Ils ont relevé le défi, ils ont aimé ou détesté, mais dans tous les cas ils ont chroniqué pour vous avec leur passion de lecteurs
Nous sommes dans la zone côtière de l'Afrique subsaharienne, peut-être au Cameroun. Quatre voix de femmes, s'adressant au même homme, Dio, se succèdent pour composer les quatre parties de ce roman choral: celle de sa mère, Madame ; celle de la femme à laquelle il a tourné le dos parce qu'il l'aimait trop et mal, Amandla ; celle la femme avec laquelle il avait choisi de vivre parce qu'il ne l'aimait pas, Ixora ; celle de sa soeur, Tiki. A partir de leur adresse à ce destinataire unique, ces femmes nous racontent leur vie et relatent parfois les mêmes épisodes d'un point de vue différent, dans une langue différente, avec un arrière-monde culturel, une personnalité et une sensibilité différentes. Ce qu'elles ont toutes néanmoins en commun : une part amputée, un secret refoulé, une enfance douloureuse, un désir sacrifié, une ascendance inavouable... et confusément, pesant sur leurs épaules depuis la nuit des temps, le double fardeau de la colonisation et d'une féminité asservie...

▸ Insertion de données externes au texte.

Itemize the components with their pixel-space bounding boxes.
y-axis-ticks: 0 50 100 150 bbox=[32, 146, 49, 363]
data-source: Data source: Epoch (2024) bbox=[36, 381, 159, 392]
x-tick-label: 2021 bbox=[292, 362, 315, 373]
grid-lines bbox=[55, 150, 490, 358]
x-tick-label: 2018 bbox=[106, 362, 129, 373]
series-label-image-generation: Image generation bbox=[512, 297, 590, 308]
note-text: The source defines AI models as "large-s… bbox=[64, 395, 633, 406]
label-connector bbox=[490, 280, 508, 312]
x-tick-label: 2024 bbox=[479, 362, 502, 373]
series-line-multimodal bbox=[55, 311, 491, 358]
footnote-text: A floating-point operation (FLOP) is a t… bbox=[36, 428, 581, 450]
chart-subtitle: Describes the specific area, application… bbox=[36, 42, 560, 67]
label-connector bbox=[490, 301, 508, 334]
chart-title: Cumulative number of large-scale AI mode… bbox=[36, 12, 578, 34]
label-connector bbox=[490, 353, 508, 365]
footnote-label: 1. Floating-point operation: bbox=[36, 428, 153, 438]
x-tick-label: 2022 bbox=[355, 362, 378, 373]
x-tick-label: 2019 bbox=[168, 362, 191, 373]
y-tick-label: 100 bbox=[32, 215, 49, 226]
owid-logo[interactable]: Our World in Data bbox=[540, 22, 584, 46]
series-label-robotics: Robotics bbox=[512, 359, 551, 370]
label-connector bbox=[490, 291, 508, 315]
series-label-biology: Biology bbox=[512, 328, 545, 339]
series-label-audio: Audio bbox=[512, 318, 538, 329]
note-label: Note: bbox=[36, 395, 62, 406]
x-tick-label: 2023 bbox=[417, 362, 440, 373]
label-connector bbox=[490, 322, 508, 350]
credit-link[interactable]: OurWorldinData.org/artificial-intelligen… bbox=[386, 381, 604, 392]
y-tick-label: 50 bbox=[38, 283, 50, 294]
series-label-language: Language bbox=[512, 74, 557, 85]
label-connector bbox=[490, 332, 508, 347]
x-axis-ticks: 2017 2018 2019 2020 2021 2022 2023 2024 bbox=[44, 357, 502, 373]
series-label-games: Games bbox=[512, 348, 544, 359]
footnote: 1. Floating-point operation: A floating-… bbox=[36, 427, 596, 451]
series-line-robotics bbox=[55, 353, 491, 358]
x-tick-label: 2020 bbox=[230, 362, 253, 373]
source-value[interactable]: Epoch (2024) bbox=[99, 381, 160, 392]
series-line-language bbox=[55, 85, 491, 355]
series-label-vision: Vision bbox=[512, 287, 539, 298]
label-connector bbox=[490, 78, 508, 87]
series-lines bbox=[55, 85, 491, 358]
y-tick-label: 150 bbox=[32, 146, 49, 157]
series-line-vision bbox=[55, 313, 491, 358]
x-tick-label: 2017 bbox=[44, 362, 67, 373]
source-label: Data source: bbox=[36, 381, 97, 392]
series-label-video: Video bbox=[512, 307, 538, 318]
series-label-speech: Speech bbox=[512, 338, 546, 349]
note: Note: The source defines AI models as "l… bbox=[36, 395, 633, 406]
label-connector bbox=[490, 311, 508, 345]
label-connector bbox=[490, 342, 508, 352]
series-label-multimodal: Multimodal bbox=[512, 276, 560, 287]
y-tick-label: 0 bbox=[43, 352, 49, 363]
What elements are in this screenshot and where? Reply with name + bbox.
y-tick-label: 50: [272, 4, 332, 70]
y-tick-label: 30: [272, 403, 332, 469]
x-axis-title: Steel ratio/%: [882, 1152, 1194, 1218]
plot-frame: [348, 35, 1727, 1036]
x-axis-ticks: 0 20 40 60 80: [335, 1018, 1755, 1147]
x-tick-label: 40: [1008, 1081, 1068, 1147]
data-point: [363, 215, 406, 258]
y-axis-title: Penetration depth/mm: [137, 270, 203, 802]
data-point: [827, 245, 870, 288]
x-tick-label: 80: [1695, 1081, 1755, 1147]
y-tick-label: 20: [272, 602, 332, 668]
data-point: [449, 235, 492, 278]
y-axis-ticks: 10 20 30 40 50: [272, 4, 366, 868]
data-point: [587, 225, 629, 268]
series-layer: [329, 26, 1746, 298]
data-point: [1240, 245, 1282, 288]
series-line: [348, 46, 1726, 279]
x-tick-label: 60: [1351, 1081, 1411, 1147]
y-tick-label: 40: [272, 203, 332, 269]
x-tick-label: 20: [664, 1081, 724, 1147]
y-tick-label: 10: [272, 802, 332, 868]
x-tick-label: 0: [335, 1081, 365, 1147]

Découvrez la critique de Gilles Borrel pour Crépuscule du tourment de Léonora Miano
Deux jours déjà que j'ai terminé la lecture de ce livre. Il fallait ce temps afin que se décantent en moi les eaux troubles du "Crépuscule du tourment". Cette lecture m'a été pénible, non pas que je n'ai pas apprécié le style fort riche, le contenu très intéressant, la démarche intellectuelle courageuse mais il émane de ces propos à quatre voix un profond désespoir qui a résonné étrangement en moi. Quatre monologues féminins tous adressés au même homme et présentant tous une face sombre d'un personnage que je n'ai pas réussi à détester.
Ces comptentrices nourrissent envers lui des sentiments très contradictoires. Elles voient ses défauts mais elles ne peuvent s'empêcher de l'aimer et leurs propos m'amène à penser qu'elles pensent qu'il est plus à plaindre qu'à blâmer. Elles voudraient voir en lui le nouvel homme africain qui prend à bras le corps les souffrances du continent et lui redonne dignité et fierté. Il le voudrait lui aussi mais il n'en a pas la force. Héritier d'une noble lignée qui s'est fourvoyée dans la collaboration avec le colonialisme, il traîne sa honte sans savoir comment rompre avec un passé infamant. Le "Nord" l'attire autant qu'il le révulse et dans son errance il perd tous ses repères. Toutes ces femmes qui l'ont aimé, qui l'aiment peut être encore, ont tenté de l'attirer chacune à leur manière sur le chemin du succès et de la grandeur. Elles n'ont eu en retour qu'une grande déception et d'autre choix que de chercher par elle-même la dignité et l'honneur. La femme africaine doit combattre si elle ne veut pas sombrer, écrasée par le poids d'une société machiste. Même riche la femme est inférieure à l'homme, même intelligente et cultivée, elle n'a pas le droit de s'exprimer sauf de manière occulte.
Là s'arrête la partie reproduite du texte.